China’s Trade Surplus Defies Gravity Again to Shift Focus to Trump and the USD
The risk off sentiment continued through the early part of the day, with better than expected trade data out of China doing little to settle the markets. · FX Empire

In This Article:

Earlier in the Day:

Economic data released through this morning’s Asian session was on the heavier side, with key stats including September Business PMI numbers out of New Zealand, August home loan out of Australian, along with the RBA’s Financial Stability Review and September trade data out of China, while Japan’s Tertiary Industry Activity Index and outstanding new loan figures out of China are due out later.

For the Kiwi Dollar, the business PMI slipped from 52.0 to 51.7 in September. Looking at the sub-indexes:

  • The production sub-index contracted in September, falling from 52.5 to 49.6.

  • Employment saw a pickup again, following a contraction in August, the sub-index rising from 49.0 to 50.5.

  • New orders saw slower growth, the sub-index easing from 53.1 to 52.4, while the rate of growth in finished stocks picked up, the sub-index rising from 51.4 to 52.7, while deliveries slowed, falling from 54.1 to 52.5.

The Kiwi Dollar moved from $0.65246 to $0.65268 upon release of the figures, before easing to $0.6518 at the time of writing, down 0.2% for the session.

For the Aussie Dollar, home loans fell by 2.1% in August, which was far worse than a forecasted 0.9% decline, following a 0.4% recovery back in July, according to figures released by the ABS.

  • The value of owner occupied dwelling commitments fell by 2.7%, while the value of investment housing fixed loans fell by 1.1%.

  • The number of dwelling commitments for the purchase of new dwellings rose by 0.3%, while the number of commitments for the purchase of established dwellings fell by 1.8%. The number of commitments for the construction of dwellings slumped by 6.2%.

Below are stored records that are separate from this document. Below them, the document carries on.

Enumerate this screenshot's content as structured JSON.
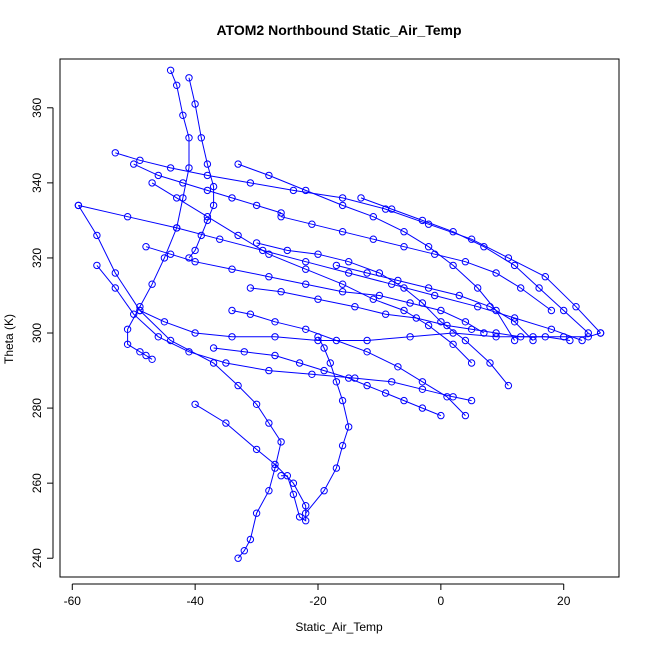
{
  "chart_data": {
    "type": "scatter",
    "title": "ATOM2 Northbound Static_Air_Temp",
    "xlabel": "Static_Air_Temp",
    "ylabel": "Theta (K)",
    "xlim": [
      -62,
      29
    ],
    "ylim": [
      235,
      373
    ],
    "xticks": [
      -60,
      -40,
      -20,
      0,
      20
    ],
    "yticks": [
      240,
      260,
      280,
      300,
      320,
      340,
      360
    ],
    "grid": false,
    "marker": "open-circle",
    "line_style": "line-and-points",
    "colors": {
      "series": "#0000ff",
      "axis": "#000000"
    },
    "series": [
      {
        "x": [
          -33,
          -32,
          -31,
          -30,
          -28,
          -27,
          -26,
          -28,
          -30,
          -33,
          -37,
          -44,
          -49,
          -53,
          -56,
          -59
        ],
        "y": [
          240,
          242,
          245,
          252,
          258,
          264,
          271,
          276,
          281,
          286,
          292,
          298,
          306,
          316,
          326,
          334
        ]
      },
      {
        "x": [
          -40,
          -35,
          -30,
          -27,
          -24,
          -22,
          -22,
          -23,
          -24,
          -25,
          -26
        ],
        "y": [
          281,
          276,
          269,
          265,
          260,
          254,
          250,
          251,
          257,
          262,
          262
        ]
      },
      {
        "x": [
          -22,
          -19,
          -17,
          -16,
          -15,
          -16,
          -17,
          -18,
          -19,
          -20
        ],
        "y": [
          252,
          258,
          264,
          270,
          275,
          282,
          287,
          292,
          296,
          299
        ]
      },
      {
        "x": [
          -56,
          -53,
          -50,
          -46,
          -41,
          -35,
          -28,
          -21,
          -14,
          -8,
          -3,
          2,
          5
        ],
        "y": [
          318,
          312,
          305,
          299,
          295,
          292,
          290,
          289,
          288,
          287,
          285,
          283,
          282
        ]
      },
      {
        "x": [
          -49,
          -45,
          -40,
          -34,
          -27,
          -20,
          -12,
          -5,
          2,
          9,
          15,
          20,
          24,
          26
        ],
        "y": [
          306,
          303,
          300,
          299,
          299,
          298,
          298,
          299,
          300,
          299,
          299,
          299,
          299,
          300
        ]
      },
      {
        "x": [
          -53,
          -49,
          -44,
          -38,
          -31,
          -24,
          -16,
          -9,
          -2,
          5,
          11,
          17,
          22,
          26
        ],
        "y": [
          348,
          346,
          344,
          342,
          340,
          338,
          336,
          333,
          329,
          325,
          320,
          315,
          307,
          300
        ]
      },
      {
        "x": [
          -59,
          -51,
          -43,
          -36,
          -29,
          -22,
          -15,
          -8,
          -1,
          6,
          12,
          18,
          23
        ],
        "y": [
          334,
          331,
          328,
          325,
          322,
          319,
          316,
          313,
          310,
          307,
          304,
          301,
          298
        ]
      },
      {
        "x": [
          -48,
          -44,
          -40,
          -34,
          -28,
          -22,
          -16,
          -10,
          -5,
          0,
          4,
          7
        ],
        "y": [
          323,
          321,
          319,
          317,
          315,
          313,
          311,
          310,
          308,
          306,
          303,
          300
        ]
      },
      {
        "x": [
          -44,
          -43,
          -42,
          -41,
          -41,
          -42,
          -43,
          -45,
          -47,
          -49,
          -51,
          -51,
          -49,
          -48,
          -47
        ],
        "y": [
          370,
          366,
          358,
          352,
          344,
          336,
          328,
          320,
          313,
          307,
          301,
          297,
          295,
          294,
          293
        ]
      },
      {
        "x": [
          -41,
          -40,
          -39,
          -38,
          -37,
          -37,
          -38,
          -39,
          -40,
          -41
        ],
        "y": [
          368,
          361,
          352,
          345,
          339,
          334,
          330,
          326,
          322,
          320
        ]
      },
      {
        "x": [
          -33,
          -28,
          -22,
          -16,
          -11,
          -6,
          -2,
          2,
          6,
          9,
          12
        ],
        "y": [
          345,
          342,
          338,
          334,
          331,
          327,
          323,
          318,
          312,
          306,
          298
        ]
      },
      {
        "x": [
          -47,
          -43,
          -38,
          -33,
          -28,
          -22,
          -16,
          -11,
          -6,
          -2,
          2,
          5
        ],
        "y": [
          340,
          336,
          331,
          326,
          321,
          317,
          313,
          309,
          306,
          302,
          297,
          292
        ]
      },
      {
        "x": [
          -31,
          -26,
          -20,
          -14,
          -9,
          -4,
          1,
          5,
          9,
          13,
          17,
          21
        ],
        "y": [
          312,
          311,
          309,
          307,
          305,
          304,
          302,
          301,
          300,
          299,
          299,
          298
        ]
      },
      {
        "x": [
          -34,
          -31,
          -27,
          -22,
          -17,
          -12,
          -7,
          -3,
          1,
          4
        ],
        "y": [
          306,
          305,
          303,
          301,
          298,
          295,
          291,
          287,
          283,
          278
        ]
      },
      {
        "x": [
          -37,
          -32,
          -27,
          -23,
          -19,
          -15,
          -12,
          -9,
          -6,
          -3,
          0
        ],
        "y": [
          296,
          295,
          294,
          292,
          290,
          288,
          286,
          284,
          282,
          280,
          278
        ]
      },
      {
        "x": [
          -30,
          -25,
          -20,
          -15,
          -10,
          -6,
          -3,
          0,
          4,
          8,
          11
        ],
        "y": [
          324,
          322,
          321,
          319,
          316,
          312,
          308,
          303,
          298,
          292,
          286
        ]
      },
      {
        "x": [
          -13,
          -8,
          -3,
          2,
          7,
          12,
          16,
          20,
          24
        ],
        "y": [
          336,
          333,
          330,
          327,
          323,
          318,
          312,
          306,
          300
        ]
      },
      {
        "x": [
          -50,
          -46,
          -42,
          -38,
          -34,
          -30,
          -26
        ],
        "y": [
          345,
          342,
          340,
          338,
          336,
          334,
          332
        ]
      },
      {
        "x": [
          -17,
          -12,
          -7,
          -2,
          3,
          8,
          12,
          15
        ],
        "y": [
          318,
          316,
          314,
          312,
          310,
          307,
          303,
          298
        ]
      },
      {
        "x": [
          -26,
          -21,
          -16,
          -11,
          -6,
          -1,
          4,
          9,
          13,
          18
        ],
        "y": [
          331,
          329,
          327,
          325,
          323,
          321,
          319,
          316,
          312,
          306
        ]
      }
    ]
  }
}
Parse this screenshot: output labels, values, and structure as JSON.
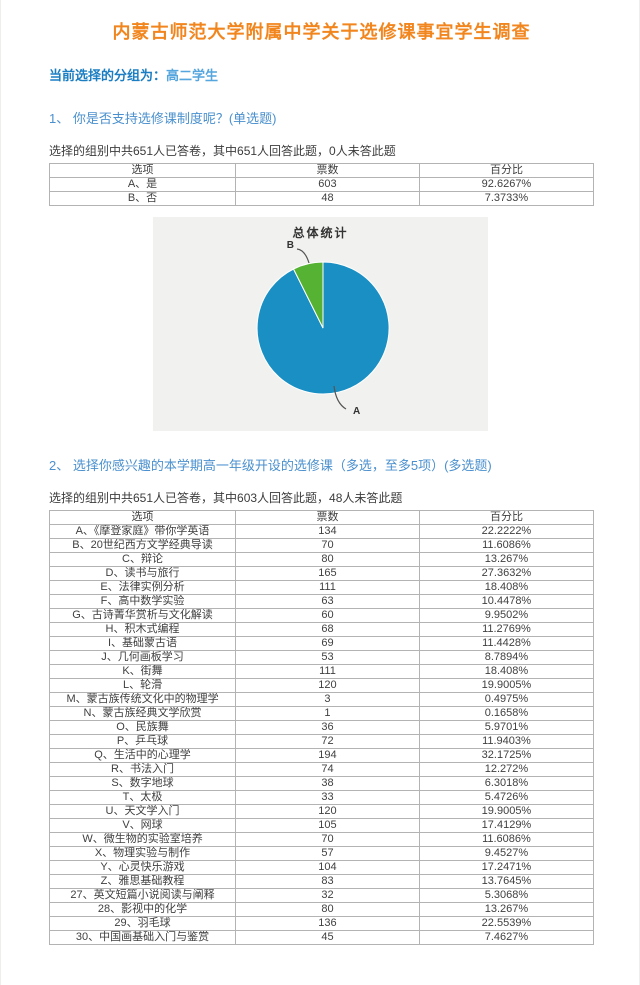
{
  "page": {
    "title": "内蒙古师范大学附属中学关于选修课事宜学生调查",
    "group_label": "当前选择的分组为：",
    "group_value": "高二学生"
  },
  "questions": [
    {
      "heading": "1、 你是否支持选修课制度呢？(单选题)",
      "stats": "选择的组别中共651人已答卷，其中651人回答此题，0人未答此题",
      "columns": [
        "选项",
        "票数",
        "百分比"
      ],
      "rows": [
        [
          "A、是",
          "603",
          "92.6267%"
        ],
        [
          "B、否",
          "48",
          "7.3733%"
        ]
      ]
    },
    {
      "heading": "2、 选择你感兴趣的本学期高一年级开设的选修课（多选，至多5项）(多选题)",
      "stats": "选择的组别中共651人已答卷，其中603人回答此题，48人未答此题",
      "columns": [
        "选项",
        "票数",
        "百分比"
      ],
      "rows": [
        [
          "A、《摩登家庭》带你学英语",
          "134",
          "22.2222%"
        ],
        [
          "B、20世纪西方文学经典导读",
          "70",
          "11.6086%"
        ],
        [
          "C、辩论",
          "80",
          "13.267%"
        ],
        [
          "D、读书与旅行",
          "165",
          "27.3632%"
        ],
        [
          "E、法律实例分析",
          "111",
          "18.408%"
        ],
        [
          "F、高中数学实验",
          "63",
          "10.4478%"
        ],
        [
          "G、古诗菁华赏析与文化解读",
          "60",
          "9.9502%"
        ],
        [
          "H、积木式编程",
          "68",
          "11.2769%"
        ],
        [
          "I、基础蒙古语",
          "69",
          "11.4428%"
        ],
        [
          "J、几何画板学习",
          "53",
          "8.7894%"
        ],
        [
          "K、街舞",
          "111",
          "18.408%"
        ],
        [
          "L、轮滑",
          "120",
          "19.9005%"
        ],
        [
          "M、蒙古族传统文化中的物理学",
          "3",
          "0.4975%"
        ],
        [
          "N、蒙古族经典文学欣赏",
          "1",
          "0.1658%"
        ],
        [
          "O、民族舞",
          "36",
          "5.9701%"
        ],
        [
          "P、乒乓球",
          "72",
          "11.9403%"
        ],
        [
          "Q、生活中的心理学",
          "194",
          "32.1725%"
        ],
        [
          "R、书法入门",
          "74",
          "12.272%"
        ],
        [
          "S、数字地球",
          "38",
          "6.3018%"
        ],
        [
          "T、太极",
          "33",
          "5.4726%"
        ],
        [
          "U、天文学入门",
          "120",
          "19.9005%"
        ],
        [
          "V、网球",
          "105",
          "17.4129%"
        ],
        [
          "W、微生物的实验室培养",
          "70",
          "11.6086%"
        ],
        [
          "X、物理实验与制作",
          "57",
          "9.4527%"
        ],
        [
          "Y、心灵快乐游戏",
          "104",
          "17.2471%"
        ],
        [
          "Z、雅思基础教程",
          "83",
          "13.7645%"
        ],
        [
          "27、英文短篇小说阅读与阐释",
          "32",
          "5.3068%"
        ],
        [
          "28、影视中的化学",
          "80",
          "13.267%"
        ],
        [
          "29、羽毛球",
          "136",
          "22.5539%"
        ],
        [
          "30、中国画基础入门与鉴赏",
          "45",
          "7.4627%"
        ]
      ]
    }
  ],
  "chart_data": {
    "type": "pie",
    "title": "总体统计",
    "labels": [
      "A",
      "B"
    ],
    "values": [
      603,
      48
    ],
    "percentages": [
      92.6267,
      7.3733
    ],
    "colors": [
      "#1a8fc4",
      "#55b233"
    ],
    "background": "#f1f1ef",
    "legend_position": "callout-labels"
  }
}
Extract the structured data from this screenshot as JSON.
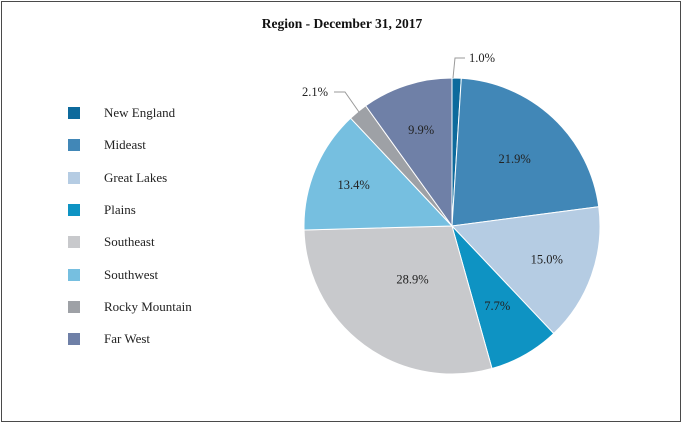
{
  "chart_data": {
    "type": "pie",
    "title": "Region - December 31, 2017",
    "legend_position": "left",
    "slices": [
      {
        "label": "New England",
        "value": 1.0,
        "value_label": "1.0%",
        "color": "#0d6a9c"
      },
      {
        "label": "Mideast",
        "value": 21.9,
        "value_label": "21.9%",
        "color": "#4187b7"
      },
      {
        "label": "Great Lakes",
        "value": 15.0,
        "value_label": "15.0%",
        "color": "#b5cce3"
      },
      {
        "label": "Plains",
        "value": 7.7,
        "value_label": "7.7%",
        "color": "#0e93c3"
      },
      {
        "label": "Southeast",
        "value": 28.9,
        "value_label": "28.9%",
        "color": "#c8c9cc"
      },
      {
        "label": "Southwest",
        "value": 13.4,
        "value_label": "13.4%",
        "color": "#76bfe0"
      },
      {
        "label": "Rocky Mountain",
        "value": 2.1,
        "value_label": "2.1%",
        "color": "#9ea1a6"
      },
      {
        "label": "Far West",
        "value": 9.9,
        "value_label": "9.9%",
        "color": "#6f80a7"
      }
    ]
  }
}
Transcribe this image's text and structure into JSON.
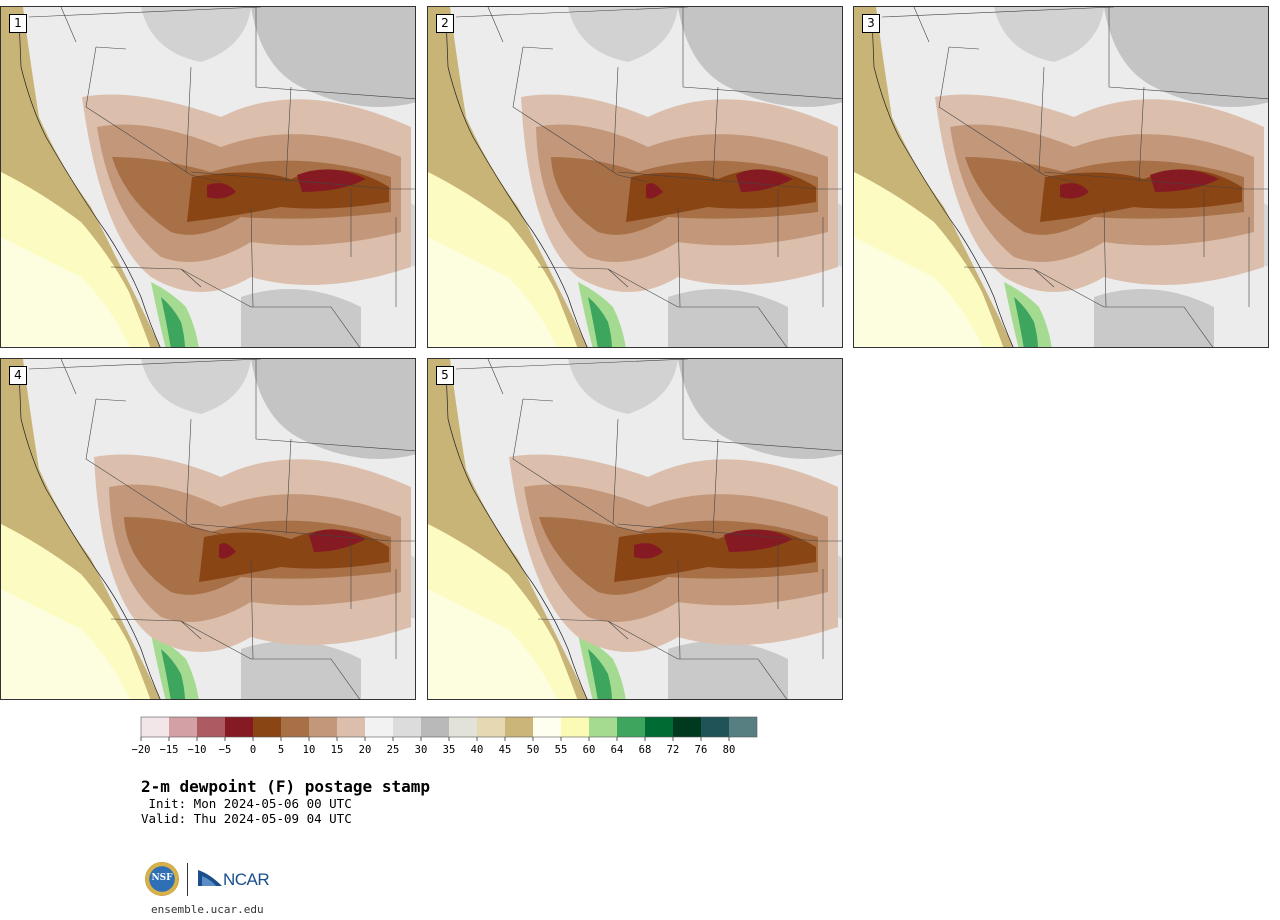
{
  "panels": [
    {
      "label": "1",
      "variant": 0
    },
    {
      "label": "2",
      "variant": 1
    },
    {
      "label": "3",
      "variant": 2
    },
    {
      "label": "4",
      "variant": 3
    },
    {
      "label": "5",
      "variant": 4
    }
  ],
  "colorbar": {
    "ticks": [
      "−20",
      "−15",
      "−10",
      "−5",
      "0",
      "5",
      "10",
      "15",
      "20",
      "25",
      "30",
      "35",
      "40",
      "45",
      "50",
      "55",
      "60",
      "64",
      "68",
      "72",
      "76",
      "80"
    ],
    "colors": [
      "#f3e6e8",
      "#d3a0a5",
      "#ad5a62",
      "#851a22",
      "#8a4515",
      "#a87047",
      "#c3977a",
      "#dbbfac",
      "#f2f2f2",
      "#dcdcdc",
      "#b9b9b9",
      "#e2e2d8",
      "#e6d8b2",
      "#cbb578",
      "#fffff0",
      "#fbfbb6",
      "#a5db90",
      "#3da55e",
      "#006b33",
      "#003a1e",
      "#1f5357",
      "#577f82"
    ]
  },
  "title": "2-m dewpoint (F) postage stamp",
  "init": " Init: Mon 2024-05-06 00 UTC",
  "valid": "Valid: Thu 2024-05-09 04 UTC",
  "logos": {
    "nsf": "NSF",
    "ncar": "NCAR"
  },
  "footer_url": "ensemble.ucar.edu"
}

Alongside the release of the home loan figures was the release of the RBA’s Financial Stability Review, which included the following salient points:

  • The Australian economy has been strong with unemployment falling, though wage growth has been low.

  • Given a low gearing environment, businesses have been earning solid profits, with few having difficulty to service debt.

  • Conditions in the housing market have eased, reflecting a shift in supply and demand, with sentiment towards the sector becoming more cautious.

  • Recent falls in new home loans were reflective of slowing demand for housing finance, with stricter lending conditions also being rolled out this year.

  • Expectations are that most borrowers will be able to continue to meet repayment obligations, reflected in an overall low NPL level.

  • There is exposure to a sharp contraction in global growth or dislocation in global financial markets because of the importance of trade and capital inflows, worsening conditions likely to lead to a downturn in the domestic economy.

  • High household debt levels do not appear to be a large risk to the financial system, with majority of debt well secured, the risk of high household debt being to the economy through consumption.